Há que documentar o vazio. Agora também em mármore!
dubois@aeiou.pt

segunda-feira, setembro 08, 2003

A Cúpula
O que fazem os nossos alimentos à porta fechada

Diz manteiga para o pudim:
- A identidade leitosa do universo verte pérolas de traição.
O pudim, indignado e algo rancoro, age violentamente, tentando atingir o ámago do seu sofrimente. Refusta com a ira falada:
- Talvez nunca possas avaliar o metafísico, mas nadando nas ondas da precaridade comum de lógica (i)real nunca poderás almejar a algo concreto.
Molhando a sua alma lânguida e fria, os cereais tentam impor a sua debilitada ordem. Desde o início do consumo que se perderam 70% e a sua capacidade de raciocínio estava letalmente abalada. Porém, encostando os braços cansados à parede, puxa um último volume de ar depois de fumar o seu cigarro de milho diz:
- Todos os luteranos idealistas podem facilmente encontrar a utopia no final anunciado. As escrituras e imagens geradas pelas nossas formas não podem de maneira nenhuma definir a linha do destino.
- Mentira!

Contesta um pobre grão de milho ressequido que se apoia no canto escuro na fase final e moribunda da doença mais temida pelos consumidos. Continua:
- As datas falam de maneira directa e os escritos dos antigos das embalagens de plástico penderam toda a lógica para o metafísico, perdendo a capacidade da visão a curta distância. Deixaram escapar por entre as brisas de loucura o obvio.
- O óbvio racional? Outra vez não!... As escrituras iluminam apenas a infindável vontade de fluir para o grande eterno.
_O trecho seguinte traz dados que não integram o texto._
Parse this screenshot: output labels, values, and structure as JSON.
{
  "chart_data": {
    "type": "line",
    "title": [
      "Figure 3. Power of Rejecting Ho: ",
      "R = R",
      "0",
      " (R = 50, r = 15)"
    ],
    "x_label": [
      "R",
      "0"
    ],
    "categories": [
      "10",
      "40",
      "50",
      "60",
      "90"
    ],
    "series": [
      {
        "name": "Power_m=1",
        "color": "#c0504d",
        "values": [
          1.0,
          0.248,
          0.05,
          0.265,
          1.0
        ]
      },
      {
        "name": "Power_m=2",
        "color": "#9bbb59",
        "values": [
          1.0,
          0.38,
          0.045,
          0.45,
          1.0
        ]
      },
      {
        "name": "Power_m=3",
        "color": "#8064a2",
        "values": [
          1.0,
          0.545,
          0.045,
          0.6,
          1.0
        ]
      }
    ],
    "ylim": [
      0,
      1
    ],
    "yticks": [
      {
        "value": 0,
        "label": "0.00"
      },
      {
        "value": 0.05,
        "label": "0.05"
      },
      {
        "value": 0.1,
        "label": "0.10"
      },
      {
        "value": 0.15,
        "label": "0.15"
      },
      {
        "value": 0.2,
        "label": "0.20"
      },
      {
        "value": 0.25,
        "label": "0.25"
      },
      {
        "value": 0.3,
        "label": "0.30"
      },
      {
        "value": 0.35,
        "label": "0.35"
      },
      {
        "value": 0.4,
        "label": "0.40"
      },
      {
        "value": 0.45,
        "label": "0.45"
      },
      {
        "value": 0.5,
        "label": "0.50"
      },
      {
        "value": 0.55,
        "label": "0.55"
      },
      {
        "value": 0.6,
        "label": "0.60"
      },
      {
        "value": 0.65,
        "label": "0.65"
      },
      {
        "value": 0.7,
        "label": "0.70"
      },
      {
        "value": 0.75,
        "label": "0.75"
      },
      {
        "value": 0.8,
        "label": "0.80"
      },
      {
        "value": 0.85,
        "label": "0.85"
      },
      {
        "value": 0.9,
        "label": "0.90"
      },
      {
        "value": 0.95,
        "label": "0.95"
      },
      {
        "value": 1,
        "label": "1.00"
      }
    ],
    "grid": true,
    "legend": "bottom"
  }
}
Mais um vez o pudim se havia exaltado...
- Vamos parar! -, grita o queijo mais recente.
- É verdade...
Todos os queijos são possuidores do poder dos consumidos. A realeza mais antiga de sempre. Ultimamente apenas vinham para aqui os mais secos e agrestes. Os suaves e húmidos apenas constam das escrituras dos antigos dos Pacotes de Plástico. Fazem parte de uma crença enraizada que divide os Metafísicos e da Lógica Real. Os húmidos e frescos eram uma casta de consumíveis gigantes que tinham uma duração de vida muito curto. O seu consumo era rápido e a doença mais temida pelos consumidos. Algumas lendas falam mesmo em lutas que travaram pela independencia e final da crueldade da cúpula.

De repente, um clarão amarelado e quente irrompe pelo topo da cúpula e logo se faz sentir um aterrador silêncio. Entre choros contidos e lamúrias geladas, todos os consumidos se agarram a si próprios criando a aparencia seca e porosa que provoca a paragem tempors-tádica.
Um pequeno grão de milho, fresco e húmido, tenta rebelar-se. Levanta-se, prosta-se por cima do seu pequeno e circular habitáculo. Levanta-se com a ira que quem quer o mundo num dedal e grita:
-Morde aqui, cabrão! Deixem-nos em paz. Apenas queremos a serenidade!
Imediatamente é esmagado com a fúria de mil depressões. Morre feliz e grita iberdade verde para os consumidos. As suas feições vitoriosas são desfeitas num breve momento apenas medido em tempo de alma.
Grandes máquinas perfumadas vasculham toda a cúpula, criando devastação por onde passa. Alguns consumíveis partem sob a força do seu próprio medo. A urustose assíncrona invade os seus sistemas e alguns cedem às temiveis doenças.
No final, algumas mães choram os filhos partidos e os pais, irados, gritam roucamente pela justiça na cúpula.

Algures num canto esquecido, o pequeno pedaço de milho jaz, esmagado e disforme. Jaz seco e afarinhado. Jaz com o horror estampado. Jaz pobre. Jaz vazio. Inerte, como o resto da cúpula, deixa-se fluir para dentro da mãe líquida que o acolhe triste, pensando no destino que havia perdido.
Por entre as paredes da cúpula, a dor líquida desce as paredes e aloja-se por entre as raspas da angústia. O mundo morre. Toda a existência perece déspota, como se conhecedora do eterno segredo que desde sempre se recusara a expor.